Em todos os aspectos nos quais a queda trouxe morte, Cristo trouxe vida, e com
esta, poder, libertando-nos para que cresçamos e sejamos transformados. A educação
cristã recebe um enfoque novo quando vemos na vida a marca da fé cristã. Valorizando
todos os seres humanos como pessoas, respeitando-os como tendo valor e dignidade, a
educação cristã tenta comunicar e fazer crescer a fé - vida.
Esta é a essência da verdadeira educação cristã, a vida. E o fator principal por
trás disto é a glória de Deus.

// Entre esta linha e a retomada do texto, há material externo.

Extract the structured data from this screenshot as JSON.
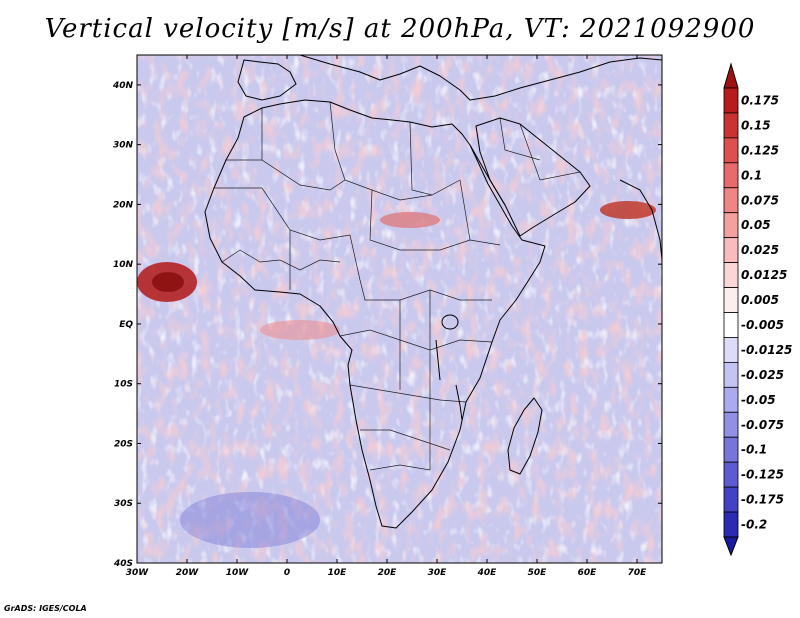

Portanto, a educação cristã tem de se preocupar com a
vida, com o crescimento da vida eterna dentro da personalidade humana, em direção à
semelhança com o Deus que a dá. Também, a educação cristã deve se preocupar com a
transformação progressiva do crente no caráter, valor, motivação, atitudes e
entendimento do próprio Deus. Pois, A verdade “Como Ele é, nós somos no mundo”
dirige nossa atenção para o desenvolvimento de toda a personalidade, refletindo com
perfeição cada vez maior a personalidade de Jesus Cristo.

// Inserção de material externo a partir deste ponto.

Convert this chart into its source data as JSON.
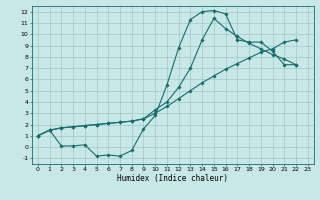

Toda esta transformação deve seguir um curso mútuo onde reconhecemos que
vida é o que define a nossa fé em Cristo, e que o objetivo da educação cristã é promover
o crescimento da vida eterna dentro de cada crente. A Bíblia deixa claro que o Corpo
deve ajudar o indivíduo. Um dos principais propósitos de Deus ao nos unir na Igreja é
que o Corpo sirva a cada membro, ajudando-o a crescer em Cristo. Para fazer isto
possível, cada um tem a capacidade de servir aos outros. Assim, a comunidade cristã
torna-se um todo dinâmico, transformador, ajudador e educador mútuo.

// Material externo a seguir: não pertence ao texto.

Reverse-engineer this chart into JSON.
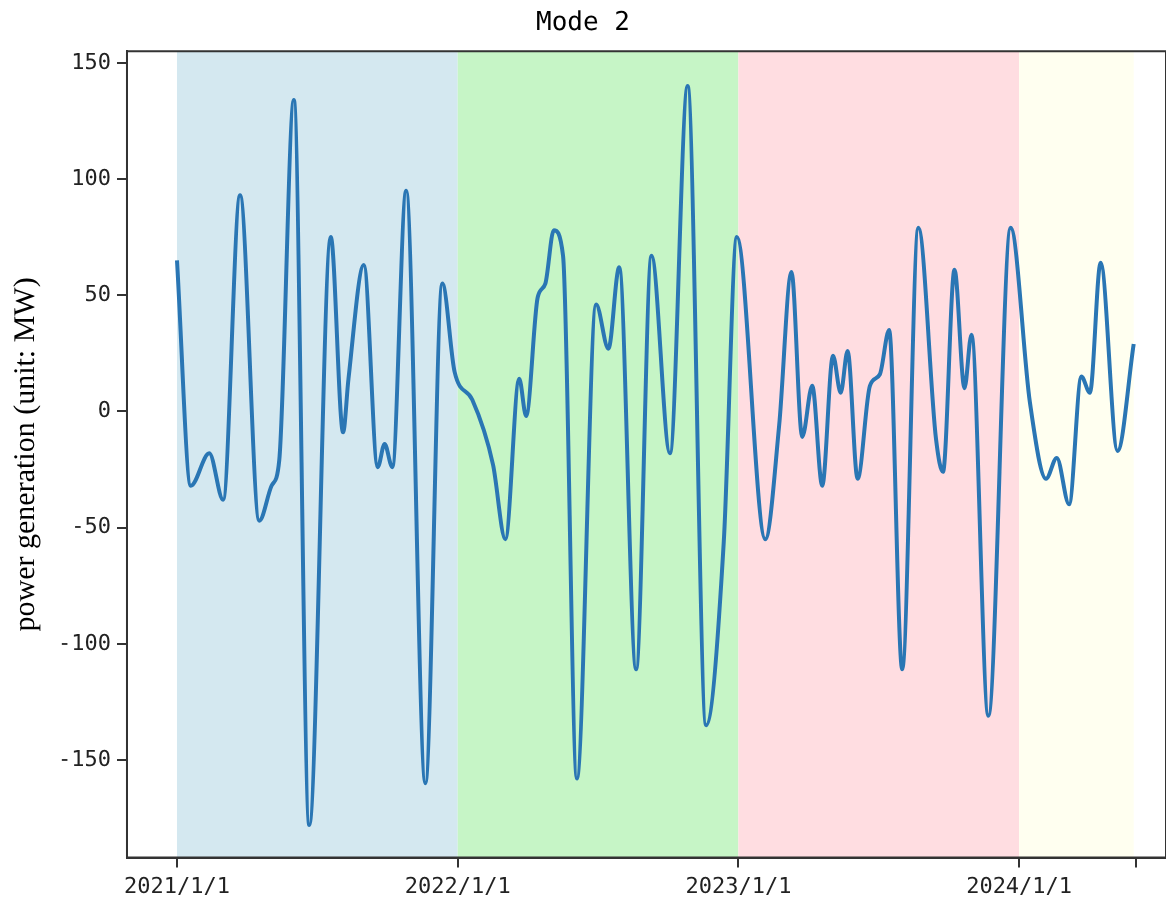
{
  "chart_data": {
    "type": "line",
    "title": "Mode 2",
    "ylabel": "power generation (unit: MW)",
    "x": [
      "2021-01-01",
      "2021-01-19",
      "2021-02-12",
      "2021-03-02",
      "2021-03-24",
      "2021-04-18",
      "2021-05-04",
      "2021-05-14",
      "2021-06-02",
      "2021-06-22",
      "2021-07-20",
      "2021-08-05",
      "2021-08-12",
      "2021-09-01",
      "2021-09-19",
      "2021-09-28",
      "2021-10-08",
      "2021-10-26",
      "2021-11-20",
      "2021-12-12",
      "2021-12-28",
      "2022-01-20",
      "2022-02-16",
      "2022-03-04",
      "2022-03-22",
      "2022-03-31",
      "2022-04-15",
      "2022-04-25",
      "2022-05-06",
      "2022-05-18",
      "2022-06-05",
      "2022-06-30",
      "2022-07-16",
      "2022-07-30",
      "2022-08-21",
      "2022-09-10",
      "2022-10-04",
      "2022-10-27",
      "2022-11-20",
      "2022-12-13",
      "2022-12-30",
      "2023-02-05",
      "2023-02-23",
      "2023-03-11",
      "2023-03-25",
      "2023-04-07",
      "2023-04-20",
      "2023-05-04",
      "2023-05-14",
      "2023-05-23",
      "2023-06-05",
      "2023-06-21",
      "2023-07-04",
      "2023-07-16",
      "2023-08-02",
      "2023-08-23",
      "2023-09-15",
      "2023-09-24",
      "2023-10-09",
      "2023-10-22",
      "2023-10-31",
      "2023-11-22",
      "2023-12-21",
      "2024-01-15",
      "2024-02-05",
      "2024-02-19",
      "2024-03-06",
      "2024-03-22",
      "2024-04-02",
      "2024-04-16",
      "2024-05-08",
      "2024-05-29"
    ],
    "series": [
      {
        "color": "#2a76b4",
        "values": [
          65,
          -32,
          -18,
          -38,
          93,
          -47,
          -32,
          -21,
          134,
          -178,
          75,
          -9,
          14,
          63,
          -24,
          -14,
          -24,
          95,
          -160,
          55,
          17,
          5,
          -23,
          -55,
          14,
          -2,
          49,
          55,
          78,
          67,
          -158,
          46,
          27,
          62,
          -111,
          67,
          -18,
          140,
          -135,
          -56,
          75,
          -55,
          -6,
          60,
          -11,
          11,
          -32,
          24,
          8,
          26,
          -29,
          11,
          16,
          35,
          -111,
          79,
          -12,
          -26,
          61,
          10,
          33,
          -131,
          79,
          4,
          -29,
          -20,
          -40,
          15,
          8,
          64,
          -17,
          29
        ]
      }
    ],
    "xlim": [
      "2020-10-28",
      "2024-07-10"
    ],
    "xticks": [
      {
        "value": "2021-01-01",
        "label": "2021/1/1"
      },
      {
        "value": "2022-01-01",
        "label": "2022/1/1"
      },
      {
        "value": "2023-01-01",
        "label": "2023/1/1"
      },
      {
        "value": "2024-01-01",
        "label": "2024/1/1"
      },
      {
        "value": "2024-06-01",
        "label": null
      }
    ],
    "ylim": [
      -192,
      155
    ],
    "yticks": [
      -150,
      -100,
      -50,
      0,
      50,
      100,
      150
    ],
    "bands": [
      {
        "axis": "x",
        "from": "2021-01-01",
        "to": "2022-01-01",
        "color": "#d4e8f0"
      },
      {
        "axis": "x",
        "from": "2022-01-01",
        "to": "2023-01-01",
        "color": "#c6f5c6"
      },
      {
        "axis": "x",
        "from": "2023-01-01",
        "to": "2024-01-01",
        "color": "#ffdde1"
      },
      {
        "axis": "x",
        "from": "2024-01-01",
        "to": "2024-05-29",
        "color": "#fffff0"
      }
    ],
    "grid": false,
    "legend": false,
    "marker": "none",
    "line_style": "solid"
  }
}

Pode-se concluir das palavras de Richards o seguinte:
Primeiro, o segredo da nossa fé é vida. O que diferencia o crente de outras
pessoas é a vida de Deus, que ele recebe em Cristo. Ela diferencia também a Igreja de
outras instituições humanas.
Segundo, que a vida de Deus, a vida eterna que nós possuímos pela fé, tem o
propósito de nos tornar como Cristo. Por esta razão, a educação cristã se concentra em
ajudar o crente a crescer até ser como Cristo. Ela visa o processo de transformação de
personalidade e caráter!
Terceiro, que o Corpo prove o crescimento do crente. Servindo aos outros e que
cada um seja edificado para “alcançar a altura espiritual de Cristo”, fazendo toda a
comunidade amadurecer. A educação cristã, portanto, não quer ensinar no isolamento,
mas pela interação de homens e mulheres que tem parte na vida divina, oferecida a
todos pelo evangelho de nosso Senhor Jesus Cristo.
Tudo isto deve ter como objetivo a glória de Deus!